• 2015 La religion vaccinale lance son djihad

    Par Michel Dogna - 08 octobre 2015 - Alternative Santé n°164

    www.micheldogna.fr

     

    LA RELIGION VACCINALE

    A SON SIÈGE À GENÈVE
    ET LE DOCTEUR SIEGRIST EST SA PAPESSE
     

     

    La faculté de médecine de Genève est aujourd’hui le temple et le siège du dogme politiquement correct, la vaccination, sa nouvelle religion et sa papesse, la doctoresse Claire-Anne Siegrist.  C'est elle qui a été chargée de lancer une campagne dans tout l'Europe visant à stopper dans les plus brefs délais la suspicion naissante à l’égard des vaccins, en ne lésinant pas sur les moyens.   Le coup d’envoi publicitaire a donc été donné le 15 septembre dernier à Genève avec trois conférences offertes au grand public.

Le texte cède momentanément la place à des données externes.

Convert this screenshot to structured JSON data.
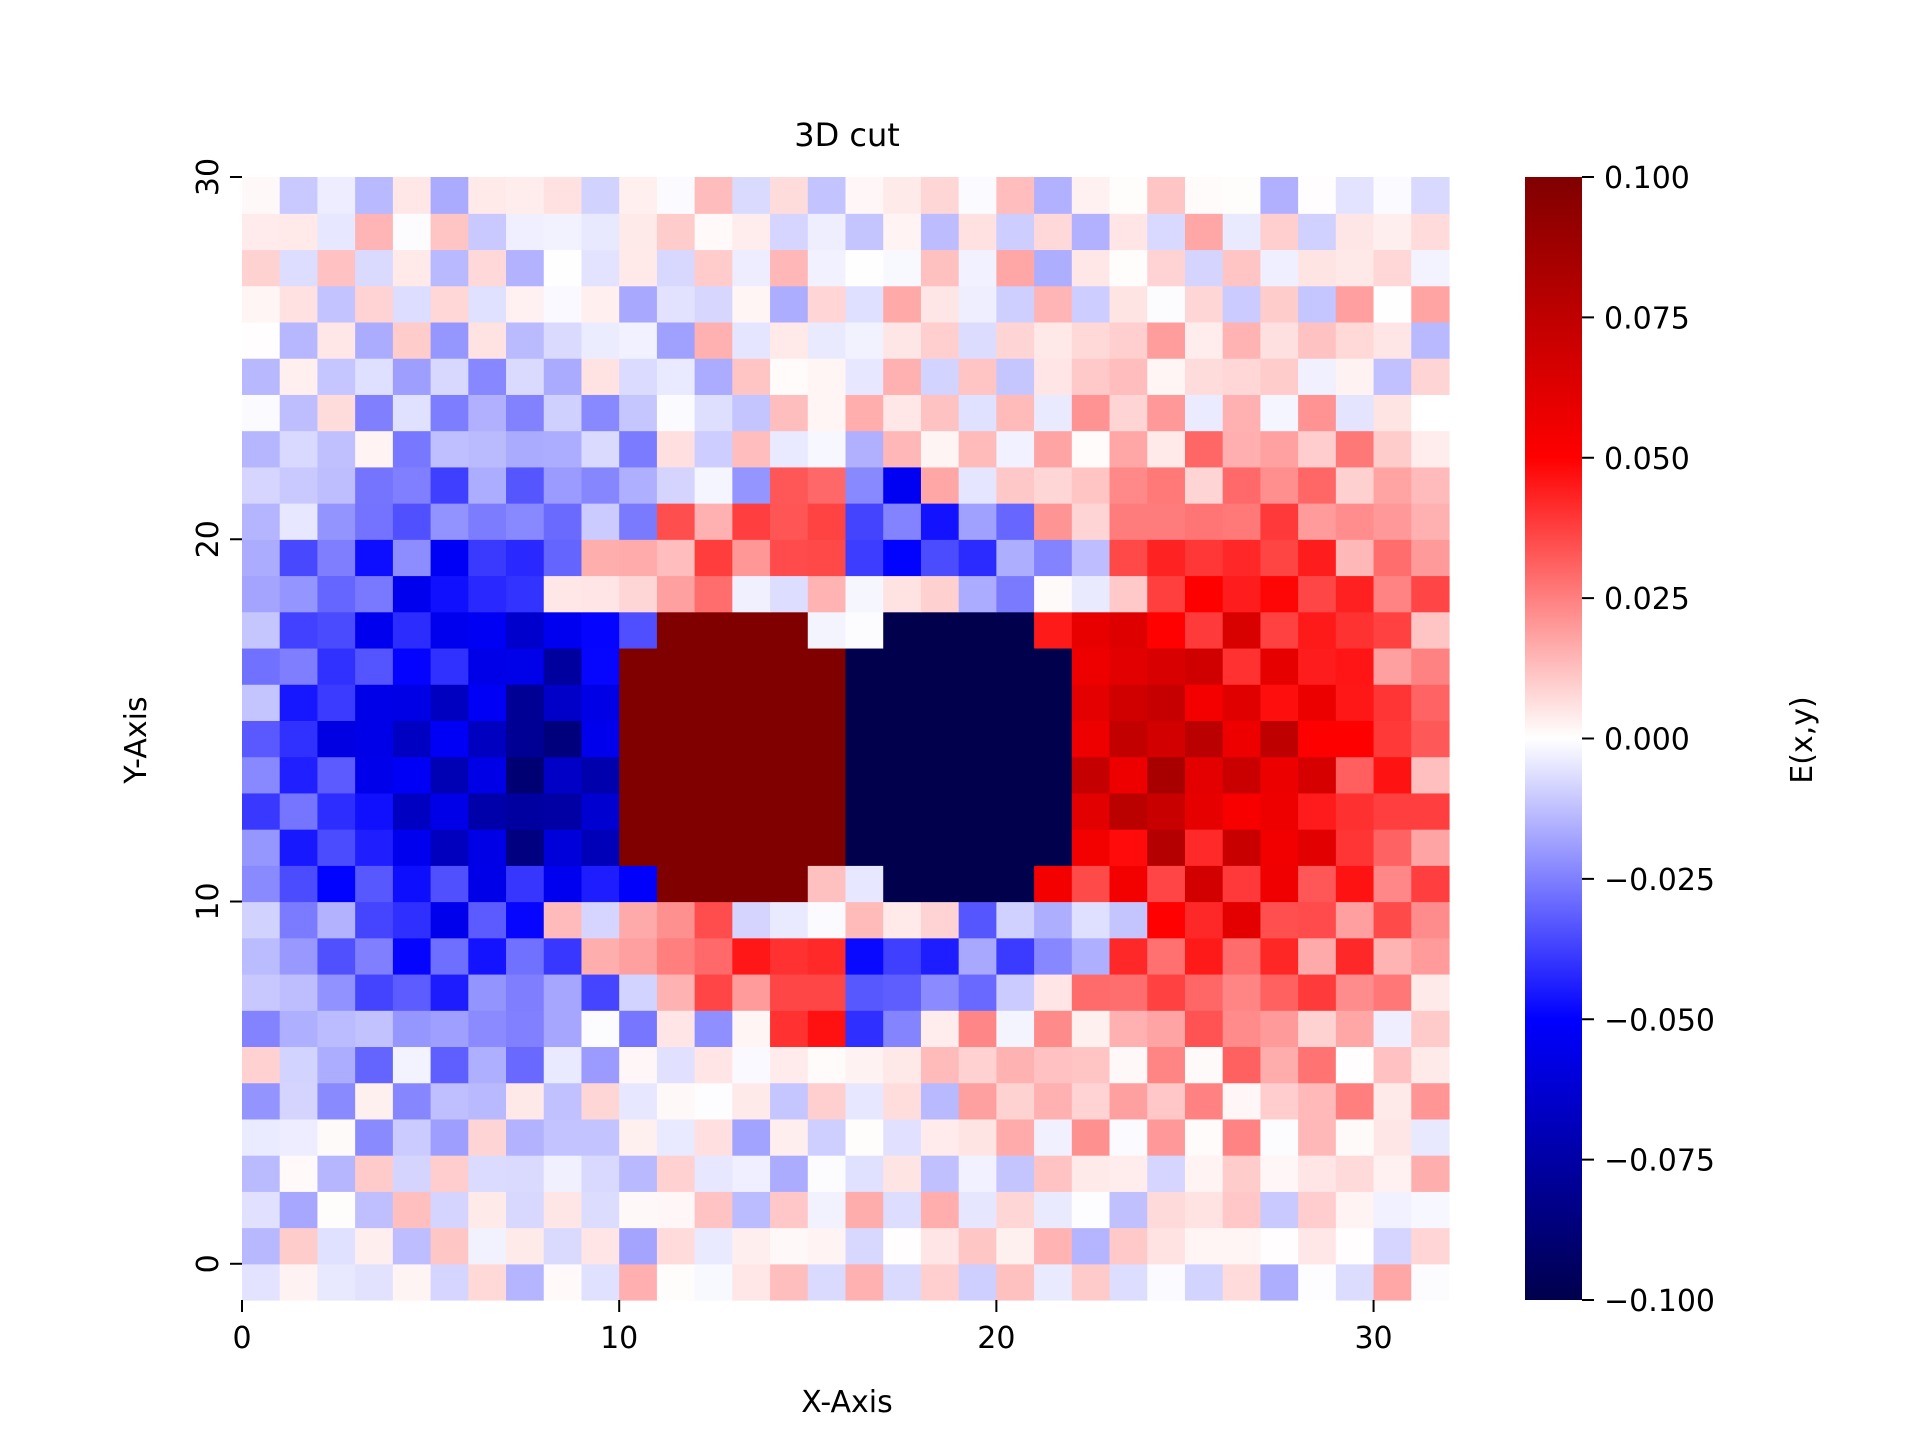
{
  "chart_data": {
    "type": "heatmap",
    "title": "3D cut",
    "xlabel": "X-Axis",
    "ylabel": "Y-Axis",
    "colorbar_label": "E(x,y)",
    "colormap": "seismic",
    "grid": false,
    "xlim": [
      0,
      32
    ],
    "ylim": [
      -1,
      30
    ],
    "x_ticks": [
      0,
      10,
      20,
      30
    ],
    "y_ticks": [
      0,
      10,
      20,
      30
    ],
    "vmin": -0.1,
    "vmax": 0.1,
    "colorbar_ticks": [
      "0.100",
      "0.075",
      "0.050",
      "0.025",
      "0.000",
      "−0.025",
      "−0.050",
      "−0.075",
      "−0.100"
    ],
    "grid_size": {
      "nx": 32,
      "ny": 31
    },
    "description_of_field": {
      "positive_core": {
        "x_range": [
          10,
          16
        ],
        "y_range": [
          11,
          19
        ],
        "value": 0.1
      },
      "negative_core": {
        "x_range": [
          16,
          22
        ],
        "y_range": [
          11,
          19
        ],
        "value": -0.1
      },
      "left_negative_halo_center": [
        6,
        15
      ],
      "right_positive_halo_center": [
        26,
        15
      ]
    }
  }
}
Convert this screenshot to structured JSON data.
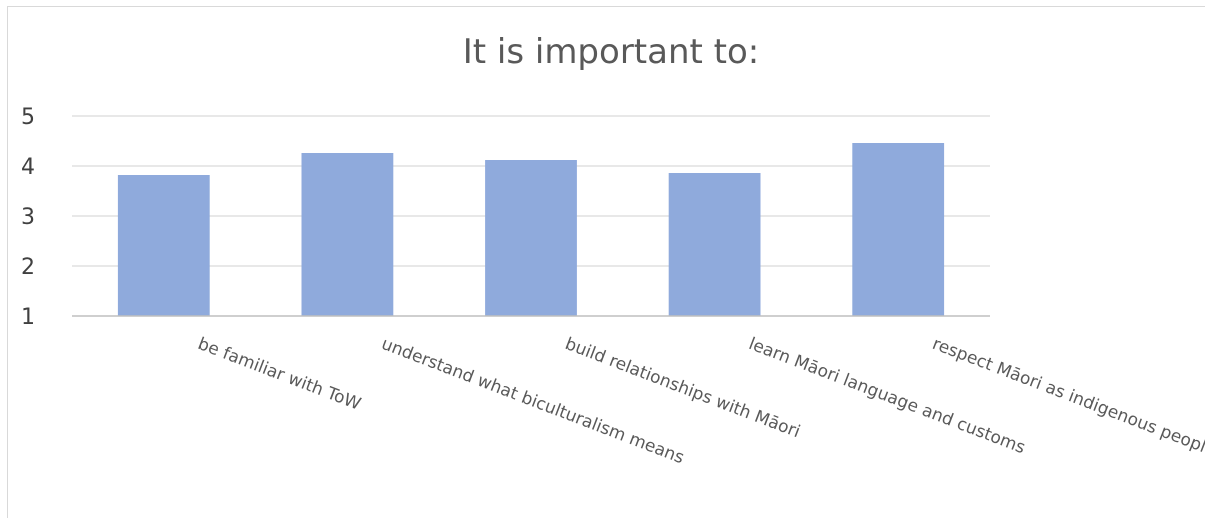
{
  "chart_data": {
    "type": "bar",
    "title": "It is important to:",
    "categories": [
      "be familiar with ToW",
      "understand what biculturalism means",
      "build relationships with Māori",
      "learn Māori language and customs",
      "respect Māori as indigenous people"
    ],
    "values": [
      3.82,
      4.26,
      4.12,
      3.86,
      4.46
    ],
    "ylim": [
      1,
      5
    ],
    "yticks": [
      1,
      2,
      3,
      4,
      5
    ],
    "xlabel": "",
    "ylabel": "",
    "grid": true,
    "legend": "none",
    "colors": {
      "bar": "#8faadc",
      "grid": "#d9d9d9",
      "axis": "#bfbfbf"
    }
  }
}
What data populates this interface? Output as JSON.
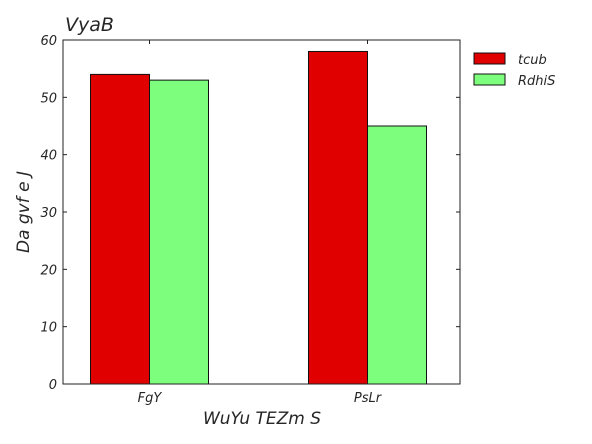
{
  "chart_data": {
    "type": "bar",
    "title": "VyaB",
    "xlabel": "WuYu TEZm S",
    "ylabel": "Da gvf e J",
    "categories": [
      "FgY",
      "PsLr"
    ],
    "series": [
      {
        "name": "tcub",
        "values": [
          54,
          58
        ],
        "color": "#e00000"
      },
      {
        "name": "RdhiS",
        "values": [
          53,
          45
        ],
        "color": "#7dff7d"
      }
    ],
    "ylim": [
      0,
      60
    ],
    "yticks": [
      0,
      10,
      20,
      30,
      40,
      50,
      60
    ],
    "grid": false,
    "legend_position": "outside-top-right"
  }
}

C’est à la grande prêtresse des vaccins, Anne-Claire Siegrist, que fut confié le soin d’inaugurer en grande pompe ce cycle de promotion avec sa conférence : « Avec ou sans vaccin, un choix de société. »  

    Rappelons les liens qui unissent la  faculté de médecine genevoise aux pharmas. La doctoresse Siegrist - experte attitrée des médias - est titulaire de la chaire de vaccinologie de la faculté de médecine de Genève (unique en Europe), créée et subventionnée par le laboratoire Aventis-Pasteur, l’un des plus grands fabricants de vaccins et fournisseur de l’OMS. Par ce lien financier, Mme Siegrist s’engage à défendre bec et ongles la cause de son sponsor et à faire relayer le message par une presse plus que docile.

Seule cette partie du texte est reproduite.